新型コロナ対応で消毒代用酒を製造 地元を生かし「次の100年」を見る
【酒の蔵探訪】笹一酒造(山梨)
新型コロナウイルスの感染拡大を受け、山梨県大月市の笹一酒造が、消毒用として代用できる蒸留酒「笹一アルコール77」(500ミリリットル、1320円)の製造を始めた。酒蔵として100周年を昨年迎え、「最高の日本酒を造る」と再確認した同社としてはイレギュラーな対応だったが、「酒造会社として、できることをしたい」と意気込む。
消毒用アルコールの不足を受け、厚生労働省は3月、消毒用でなくてもアルコール濃度が70~83%の製品を手指消毒に使えると都道府県などに連絡し、4月には改めて酒が使用可能と確認する見解を出した。
天野怜(れい)社長(41)が関係者を通じて厚労省に働きかけた結果の“解禁”だった。天野社長は「医療機関や老人ホームから、アルコール消毒液が足りないという声を聞き、役に立とうと思いました」と製造に踏み切った理由を語る。
昭和48年にスピリッツの製造免許を取得していたため、すぐにフル生産に着手し、県や市などにも寄贈した。追随して、仮免許を取得して製造を始める酒造会社も全国で相次いでいる。
笹一酒造のルーツは江戸初期にさかのぼり、日本酒造りを本格的に始めたのは大正8(1919)年。今年で101周年と、酒蔵としては比較的新しい。
戦後は機械化された工程で普通酒を大量生産していたが、天野社長の父の行典(ゆきのり)会長(79)が社長時代の平成25酒造年度を最後に、こうじ作りと酒母工程を手作業に戻し、純米酒や吟醸酒に転換した。
原点回帰の象徴として高級ブランド「旦(だん)」を発売。「富士山からの日の出」と「物事の始まり」の意味を込めたネーミングで、どんな食事にも合う「究極の食中酒」を目指している。
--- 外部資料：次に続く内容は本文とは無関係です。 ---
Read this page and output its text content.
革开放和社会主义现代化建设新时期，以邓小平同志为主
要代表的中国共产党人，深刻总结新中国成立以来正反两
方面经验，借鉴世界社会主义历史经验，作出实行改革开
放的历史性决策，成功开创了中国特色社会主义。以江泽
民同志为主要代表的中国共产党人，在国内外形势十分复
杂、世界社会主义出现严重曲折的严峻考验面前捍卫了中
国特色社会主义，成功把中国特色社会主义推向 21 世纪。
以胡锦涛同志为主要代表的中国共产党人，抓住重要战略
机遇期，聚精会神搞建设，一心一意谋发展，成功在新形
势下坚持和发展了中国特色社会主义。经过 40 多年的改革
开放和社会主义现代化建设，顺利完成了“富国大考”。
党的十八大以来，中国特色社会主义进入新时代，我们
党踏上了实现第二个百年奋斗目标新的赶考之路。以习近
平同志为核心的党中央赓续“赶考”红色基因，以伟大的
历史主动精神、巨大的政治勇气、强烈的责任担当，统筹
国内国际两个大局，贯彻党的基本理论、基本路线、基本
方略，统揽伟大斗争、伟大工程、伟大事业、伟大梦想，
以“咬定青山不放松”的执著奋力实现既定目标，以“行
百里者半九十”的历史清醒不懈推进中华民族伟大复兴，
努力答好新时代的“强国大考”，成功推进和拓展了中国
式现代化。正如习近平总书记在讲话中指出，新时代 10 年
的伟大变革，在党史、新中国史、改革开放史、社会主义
主力ブランドの「笹一」シリーズは、今年販売分から酒米を全て県産米に切り替えた。仕込み水は富士山に由来する天然水で「100%地元山梨の土地に根ざすブランド」とアピール。輸出にも力を入れている。
笹一アルコール77が好評な一方、飲食店の休業や不振で酒の業界は厳しい状況が続く。
「新たな100年」について、天野社長は「新型コロナ対応という波乱のスタートとなりましたが、当社はあくまで日本酒。真摯(しんし)に日本酒に向き合って、地元の素材を生かし切りたい」と話している。(渡辺浩)
【笹一酒造】 山梨県大月市笹子町吉久保26。寛文元(1661)年、みそやしょうゆを醸造する花田屋として創業。大正8年、後に衆院議員や知事を務める天野久氏が初代蔵元となり、今の社名になった。日本酒を主軸に、ワインや焼酎なども造っている。本社敷地内にショップ「酒遊館」がある。